Sunday, October 18, 2015

Jerusalem Hills

We are here in Tel Aviv for my partner's work.  He's in academia, and he's here on a two-year Fulbright post-doctoral grant.  While we are here, the Fulbright program sponsors trips and events around the country.  This past week we were supposed to visit Jerusalem and check out the Old City, but we had to change our plans due to the security risks.  Currently Jerusalem is in turmoil, especially in the Old City area. 

The new itinerary did have us in Jerusalem for one night, including dinner at Eucalyptus restaurant.  I wasn't able to take pics but everything was delicious, based on the seven species that are traditional to Israeli cooking, merged with an Arabic influence.

We scoped out the mazes of rock dwellings at Bet Guvrin-Maresha National Park, including caves used to house and train doves, cistern systems, olive oil processing, and burial caves.

Columbarium Caves for dove training; each dove got a little nook to themselves.
Some caverns had high ceilings...
...while others were small little nooks.
Sidonian Burial Caves
Out of all the interesting art and ye olde graffiti, I decided to take a pic of the elephant, obviously.

The bell caves were much more spacious.  We saw a bride and groom taking pictures!
After the caverns, we passed through the agricultural terraces in Sataf, along with the Scroll of Fire, a Holocaust memorial sculpture by Nathan Rapoport.  The Scroll is located in the Forest of the Martyrs, which will eventually contain six million trees to symbolize the Jewish lives lost in the Holocaust.

View from the terraces.

Scroll of Fire in the Forest of the Martyrs
The right scroll represents oppression, the left represents rebellion and freedom.
Our final stop on the sightseeing tour of the Jerusalem hills was the Sorek Stalactite Cave Nature Reserve, the only stalagmite cave in Israel.  It was discovered fairly recently, 1968, so it is well preserved and has been carefully maintained over the years.

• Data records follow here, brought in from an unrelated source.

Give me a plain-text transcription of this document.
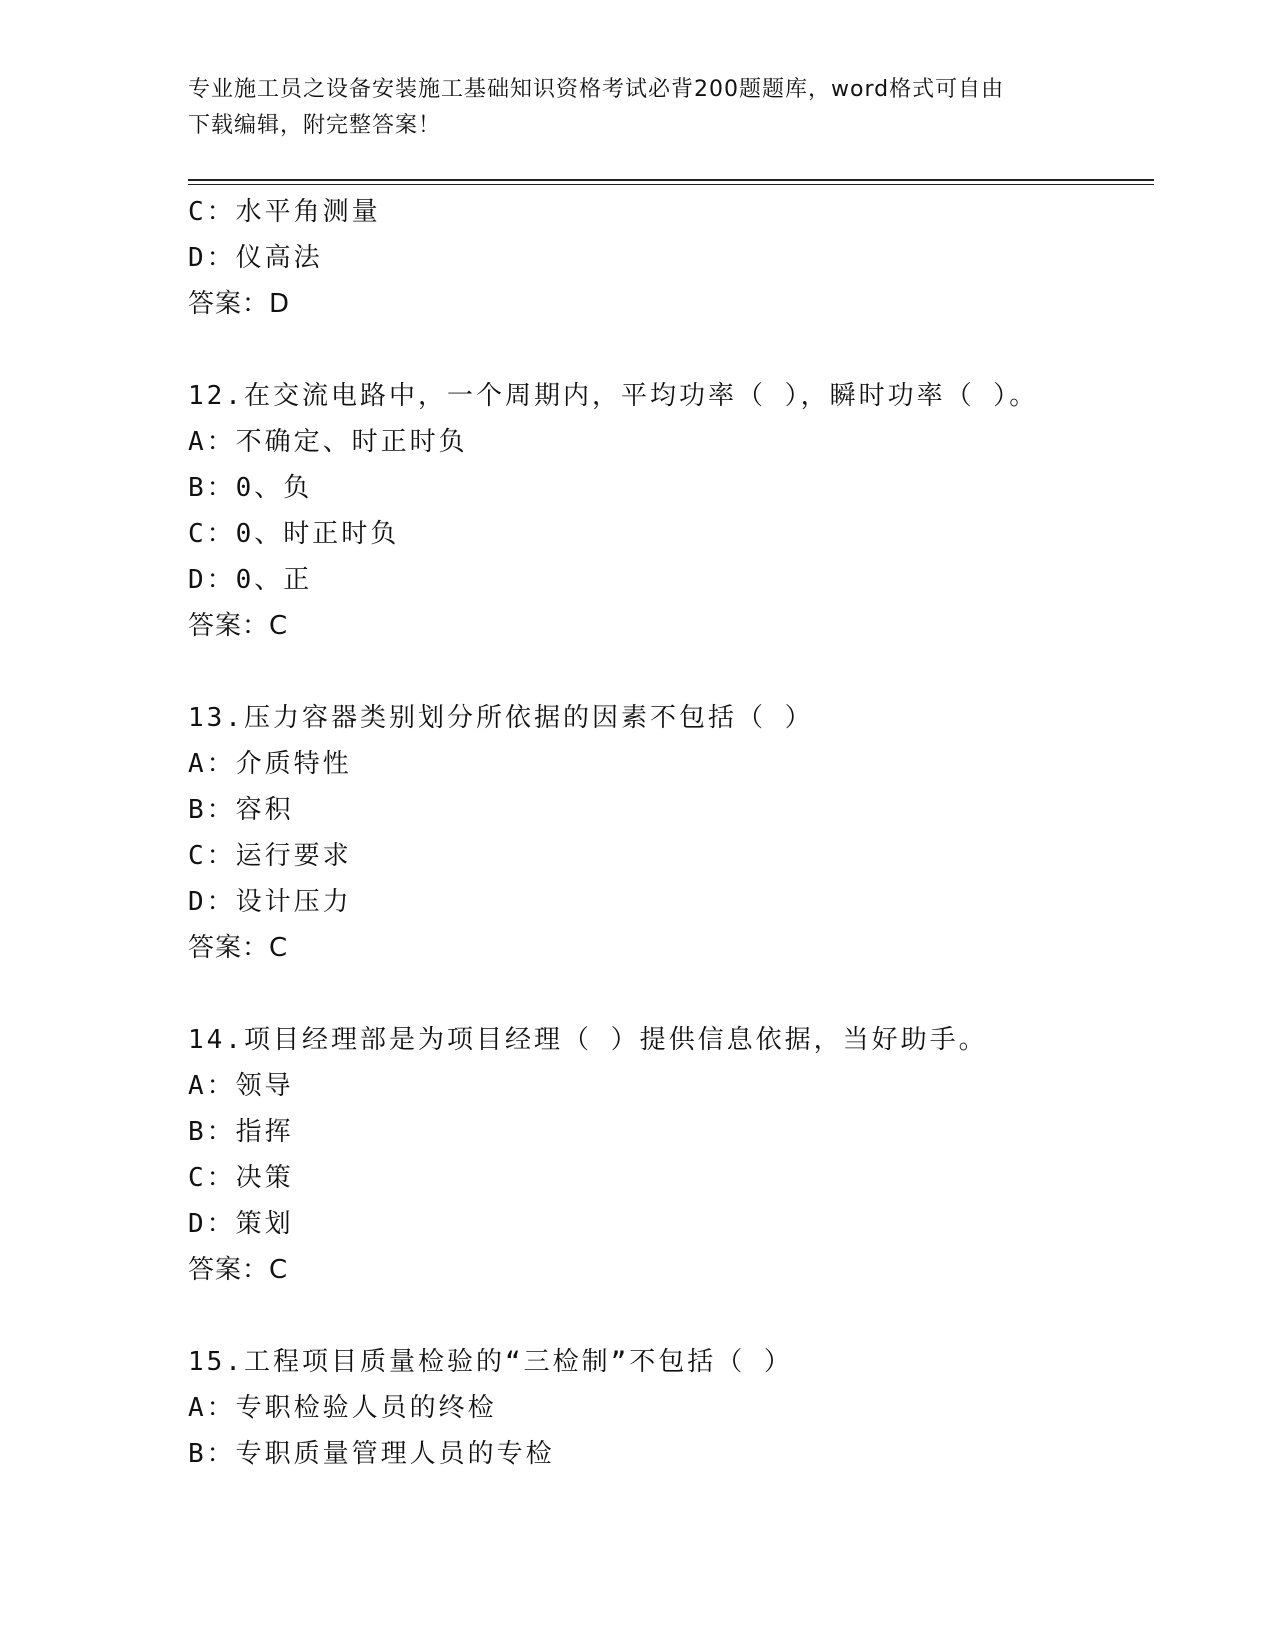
专业施工员之设备安装施工基础知识资格考试必背200题题库，word格式可自由
下载编辑，附完整答案！
C：水平角测量
D：仪高法
答案：D
12.在交流电路中，一个周期内，平均功率（ ），瞬时功率（ ）。
A：不确定、时正时负
B：0、负
C：0、时正时负
D：0、正
答案：C
13.压力容器类别划分所依据的因素不包括（ ）
A：介质特性
B：容积
C：运行要求
D：设计压力
答案：C
14.项目经理部是为项目经理（ ）提供信息依据，当好助手。
A：领导
B：指挥
C：决策
D：策划
答案：C
15.工程项目质量检验的“三检制”不包括（ ）
A：专职检验人员的终检
B：专职质量管理人员的专检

It was cool, but the lighting reminded me of a ride in Disney Land.  I half expected a mine cart filled with singing Pirates of the Caribbean to whip around a corner.
We closed out the trip with lunch at a funky little place called Grandpa's Gallery in Tzafririm that acts as a sculpture gallery, hair salon, Kurdistan cultural center, and restaurant (for larger groups, by appointment only).  Oh. Em. Gee. This. Food. Was. Flawless.  Very vegan friendly!  Everything was so simple, yet perfectly seasoned.  Even for the meat eaters, vegetables are the center of most meals in this area, which I love.
Counter-clockwise from upper left: vegetable and semolina dumplings in a stew; stuffed grape leaves, onions and cabbage; pickled vegetables; halva cookies; mint tea.
I wanted to buy at least four sculptures, or at the very least, just the peacock; AP said no.  Grrr.
I am so grateful that we have this opportunity to explore the beautiful countries of Israel and Palestine; we'd never have thought to explored these parks on our own, and we would certainly have never found the gallery!  It was a lovely way to start our overseas adventure.